I’d find it hard to trust someone in power who doesn’t have an undying aversion to the disheveled criminal that currently lives in No. 10, and it’s no secret that Stormzy hates this man. From vaguely calling him out in Vossi Bop, to actively stating that Johnson has had a hand in worsening racism in the country, Stormzy unabashedly and rightfully says “fuck you” to BoJo at any given opportunity.
Bimini Bon Boulash
An icon for the people, and someone who has a clear understanding and empathy for the most vulnerable in our society, it should come as no surprise that Bimini is on this list. At the very least, their blonde locks are actually well-tamed and styled, unlike Bozo, and that head of luscious hair contains an actual functioning brain. Empathy, intelligence, and likeability are probably three of the most valuable assets of a leader, and this bitch has it all.

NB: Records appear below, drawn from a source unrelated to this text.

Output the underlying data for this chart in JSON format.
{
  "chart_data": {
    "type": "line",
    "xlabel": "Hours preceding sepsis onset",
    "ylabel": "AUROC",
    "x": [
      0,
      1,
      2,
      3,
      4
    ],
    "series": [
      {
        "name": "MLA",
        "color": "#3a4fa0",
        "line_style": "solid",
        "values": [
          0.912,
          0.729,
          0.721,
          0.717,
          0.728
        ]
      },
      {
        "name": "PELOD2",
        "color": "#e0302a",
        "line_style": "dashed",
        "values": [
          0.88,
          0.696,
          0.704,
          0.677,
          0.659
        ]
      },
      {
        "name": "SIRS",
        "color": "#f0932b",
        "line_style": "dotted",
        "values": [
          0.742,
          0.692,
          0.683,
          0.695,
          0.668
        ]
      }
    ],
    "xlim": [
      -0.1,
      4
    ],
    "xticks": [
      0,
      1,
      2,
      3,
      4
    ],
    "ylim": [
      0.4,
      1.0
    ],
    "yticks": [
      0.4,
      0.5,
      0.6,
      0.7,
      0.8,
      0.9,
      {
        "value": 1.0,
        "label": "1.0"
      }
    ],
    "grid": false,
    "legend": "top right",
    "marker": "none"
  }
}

Look, if I had the power to choose who would be in charge, I’d definitely choose someone genuine - someone with an unfeigned likability that isn’t simply a veneer of malicious idiocy like our current leader. Alison Hammond, national treasure and easily the best part of This Morning, seems to consistently maintain a national adoration without having to “play stupid”, and it would be refreshing to have a leader we actually like.
“If you are kind and polite, the world will be right” is the well-known motto of Paddington Bear, and would be a welcome replacement for “lie through your teeth and hope for the best”. And we need not worry about the taxpayers’ money contributing to secret wine and cheese nights - the little guy mostly just eats marmalade sandwiches.
Bob the Builder
Can he fix it? At this point I doubt it, but it’s worth a try.

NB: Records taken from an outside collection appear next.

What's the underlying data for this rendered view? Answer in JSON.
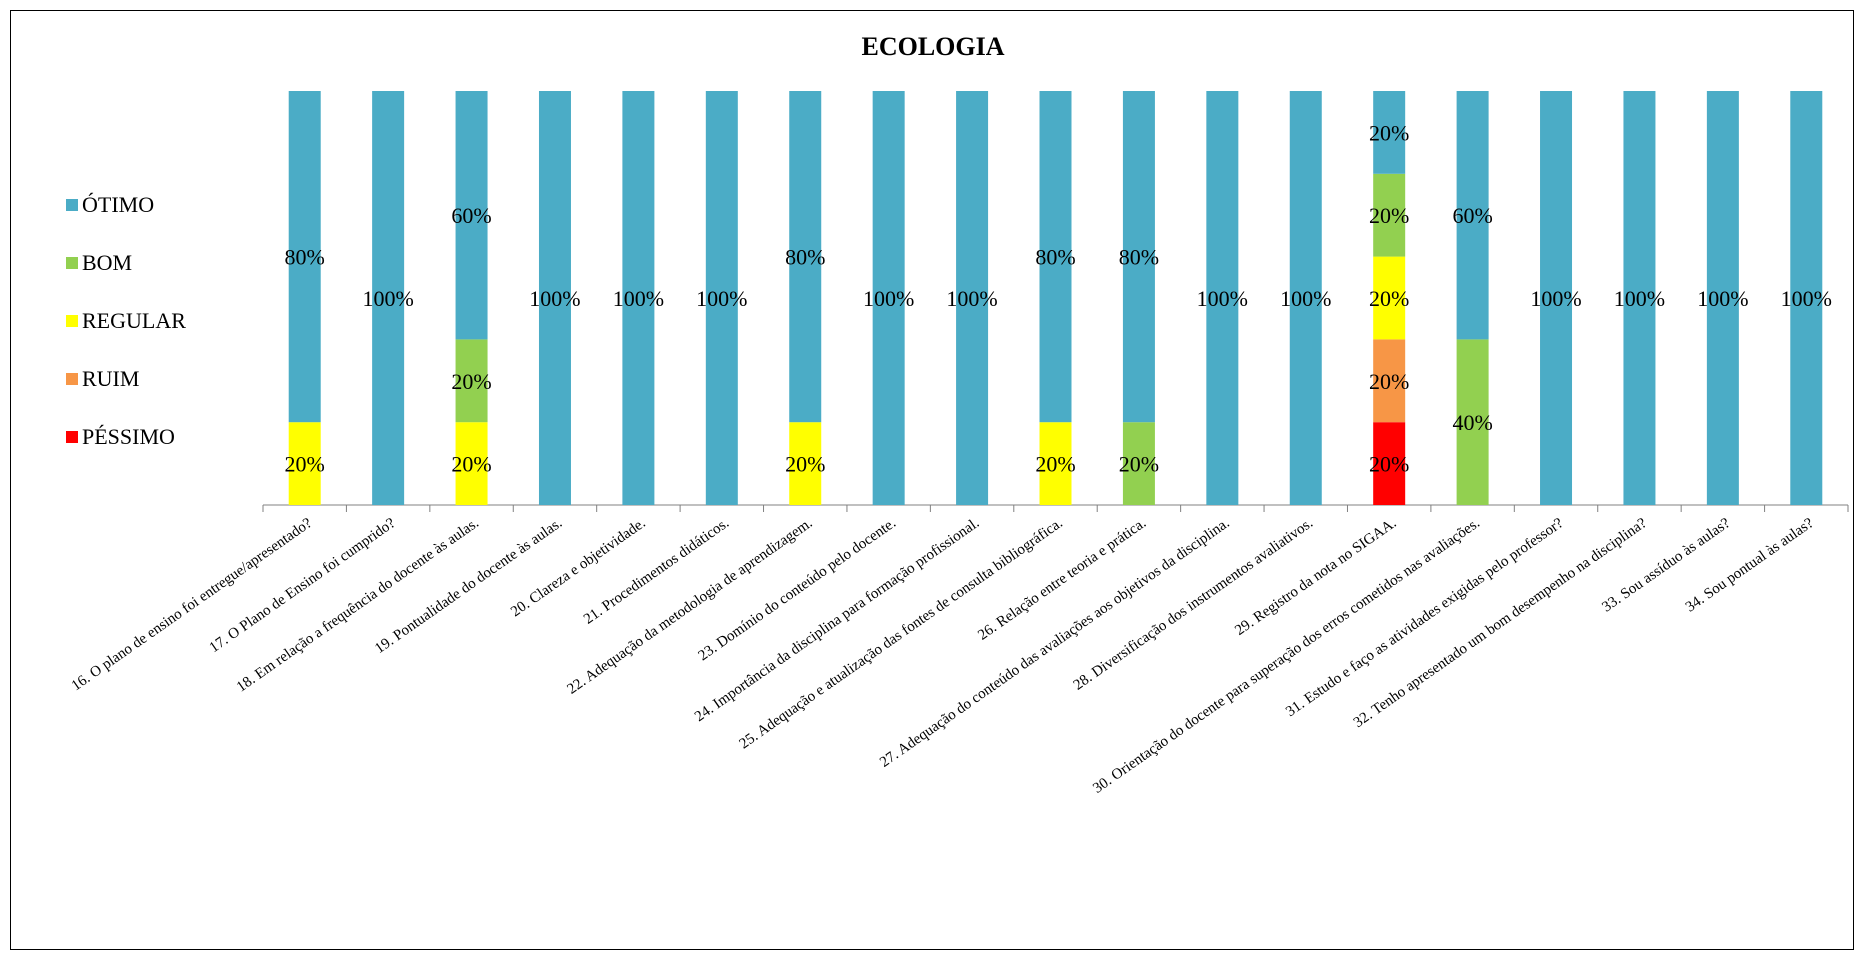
{
  "chart_data": {
    "type": "bar",
    "stacked": true,
    "title": "ECOLOGIA",
    "xlabel": "",
    "ylabel": "",
    "ylim": [
      0,
      100
    ],
    "value_format": "percent",
    "legend_position": "left",
    "grid": false,
    "categories": [
      "16. O plano de ensino foi entregue/apresentado?",
      "17.  O Plano de Ensino foi cumprido?",
      "18.  Em relação a frequência do docente às aulas.",
      "19. Pontualidade do docente às aulas.",
      "20. Clareza e objetividade.",
      "21. Procedimentos didáticos.",
      "22. Adequação da metodologia de aprendizagem.",
      "23. Domínio do conteúdo pelo docente.",
      "24. Importância da disciplina para formação profissional.",
      "25. Adequação e atualização das fontes de consulta bibliográfica.",
      "26. Relação entre teoria e prática.",
      "27. Adequação do conteúdo das avaliações aos objetivos da disciplina.",
      "28. Diversificação dos instrumentos avaliativos.",
      "29. Registro da nota no SIGAA.",
      "30. Orientação do docente para superação dos erros cometidos nas avaliações.",
      "31. Estudo e faço as atividades exigidas pelo professor?",
      "32. Tenho apresentado um bom desempenho na disciplina?",
      "33. Sou assíduo às aulas?",
      "34. Sou pontual às aulas?"
    ],
    "series": [
      {
        "name": "PÉSSIMO",
        "color": "#ff0000",
        "values": [
          0,
          0,
          0,
          0,
          0,
          0,
          0,
          0,
          0,
          0,
          0,
          0,
          0,
          20,
          0,
          0,
          0,
          0,
          0
        ]
      },
      {
        "name": "RUIM",
        "color": "#f79646",
        "values": [
          0,
          0,
          0,
          0,
          0,
          0,
          0,
          0,
          0,
          0,
          0,
          0,
          0,
          20,
          0,
          0,
          0,
          0,
          0
        ]
      },
      {
        "name": "REGULAR",
        "color": "#ffff00",
        "values": [
          20,
          0,
          20,
          0,
          0,
          0,
          20,
          0,
          0,
          20,
          0,
          0,
          0,
          20,
          0,
          0,
          0,
          0,
          0
        ]
      },
      {
        "name": "BOM",
        "color": "#92d050",
        "values": [
          0,
          0,
          20,
          0,
          0,
          0,
          0,
          0,
          0,
          0,
          20,
          0,
          0,
          20,
          40,
          0,
          0,
          0,
          0
        ]
      },
      {
        "name": "ÓTIMO",
        "color": "#4bacc6",
        "values": [
          80,
          100,
          60,
          100,
          100,
          100,
          80,
          100,
          100,
          80,
          80,
          100,
          100,
          20,
          60,
          100,
          100,
          100,
          100
        ]
      }
    ],
    "legend_order": [
      "ÓTIMO",
      "BOM",
      "REGULAR",
      "RUIM",
      "PÉSSIMO"
    ]
  }
}
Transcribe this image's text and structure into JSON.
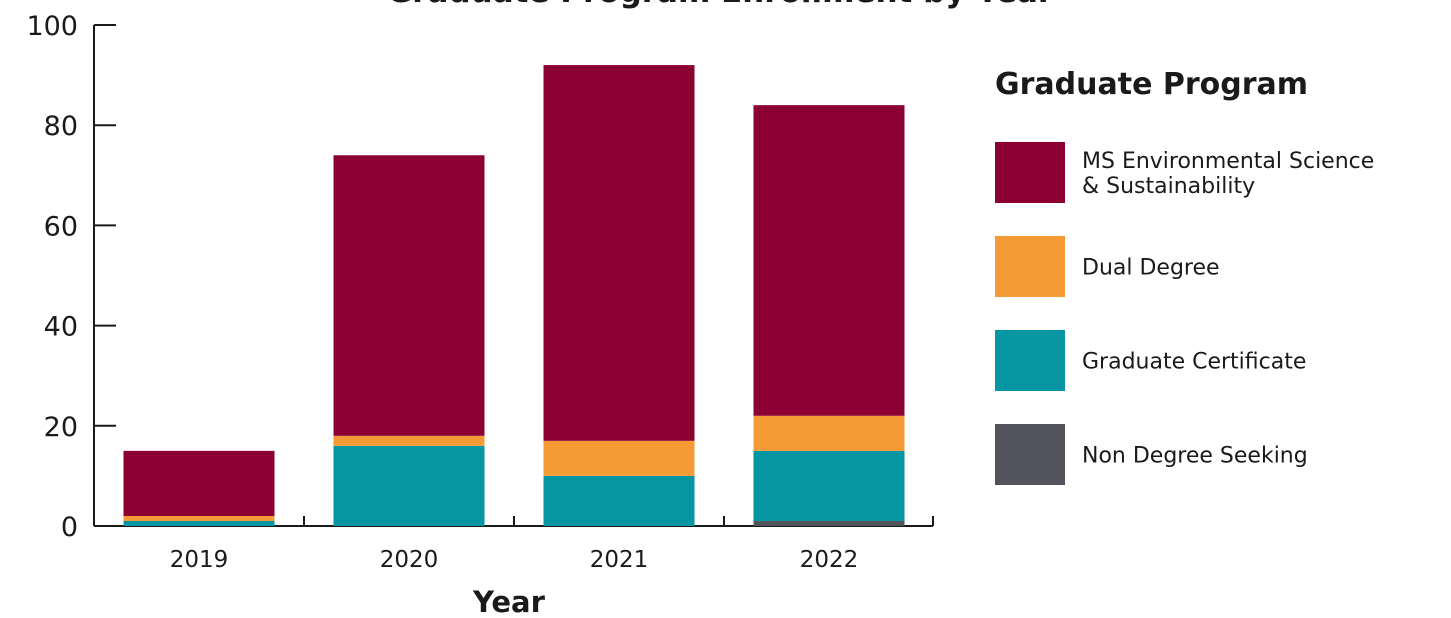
{
  "chart_data": {
    "type": "bar",
    "stacked": true,
    "title": "Graduate Program Enrollment by Year",
    "xlabel": "Year",
    "ylabel": "",
    "ylim": [
      0,
      100
    ],
    "yticks": [
      0,
      20,
      40,
      60,
      80,
      100
    ],
    "categories": [
      "2019",
      "2020",
      "2021",
      "2022"
    ],
    "series": [
      {
        "name": "Non Degree Seeking",
        "color": "#53535b",
        "values": [
          0,
          0,
          0,
          1
        ]
      },
      {
        "name": "Graduate Certificate",
        "color": "#0596a2",
        "values": [
          1,
          16,
          10,
          14
        ]
      },
      {
        "name": "Dual Degree",
        "color": "#f59b36",
        "values": [
          1,
          2,
          7,
          7
        ]
      },
      {
        "name": "MS Environmental Science & Sustainability",
        "color": "#8c0033",
        "values": [
          13,
          56,
          75,
          62
        ]
      }
    ],
    "legend": {
      "title": "Graduate Program",
      "position": "right",
      "items": [
        {
          "lines": [
            "MS Environmental Science",
            "& Sustainability"
          ],
          "color": "#8c0033"
        },
        {
          "lines": [
            "Dual Degree"
          ],
          "color": "#f59b36"
        },
        {
          "lines": [
            "Graduate Certificate"
          ],
          "color": "#0596a2"
        },
        {
          "lines": [
            "Non Degree Seeking"
          ],
          "color": "#53535b"
        }
      ]
    }
  }
}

A six-year-old with a hamster on his head
This suggestion has one simple driving force for possibility: resemblance. At some point, we must acknowledge that politicians are, even at their best, liars; a six-year-old could, however, lie better than Boris Johnson, while maintaining some sort of empathy for our most vulnerable. My thinking is this: we simply switch him out for this child with a rodent on his head, no one will notice anything has changed, and we move on with our lives accepting that Boris has just really changed his attitudes. Mind you, I’m not sure our money wouldn’t be spent on copious amounts of sweets when the kid gets left in No. 10 unsupervised.
What I’m getting at with this list is simple: anyone could do a better job, so get him the fuck out. We could do a Weekend at Bernie’s type situation with the corpse of Margaret Thatcher and she’d do a better job than Boris, so fingers crossed he runs away crying soon.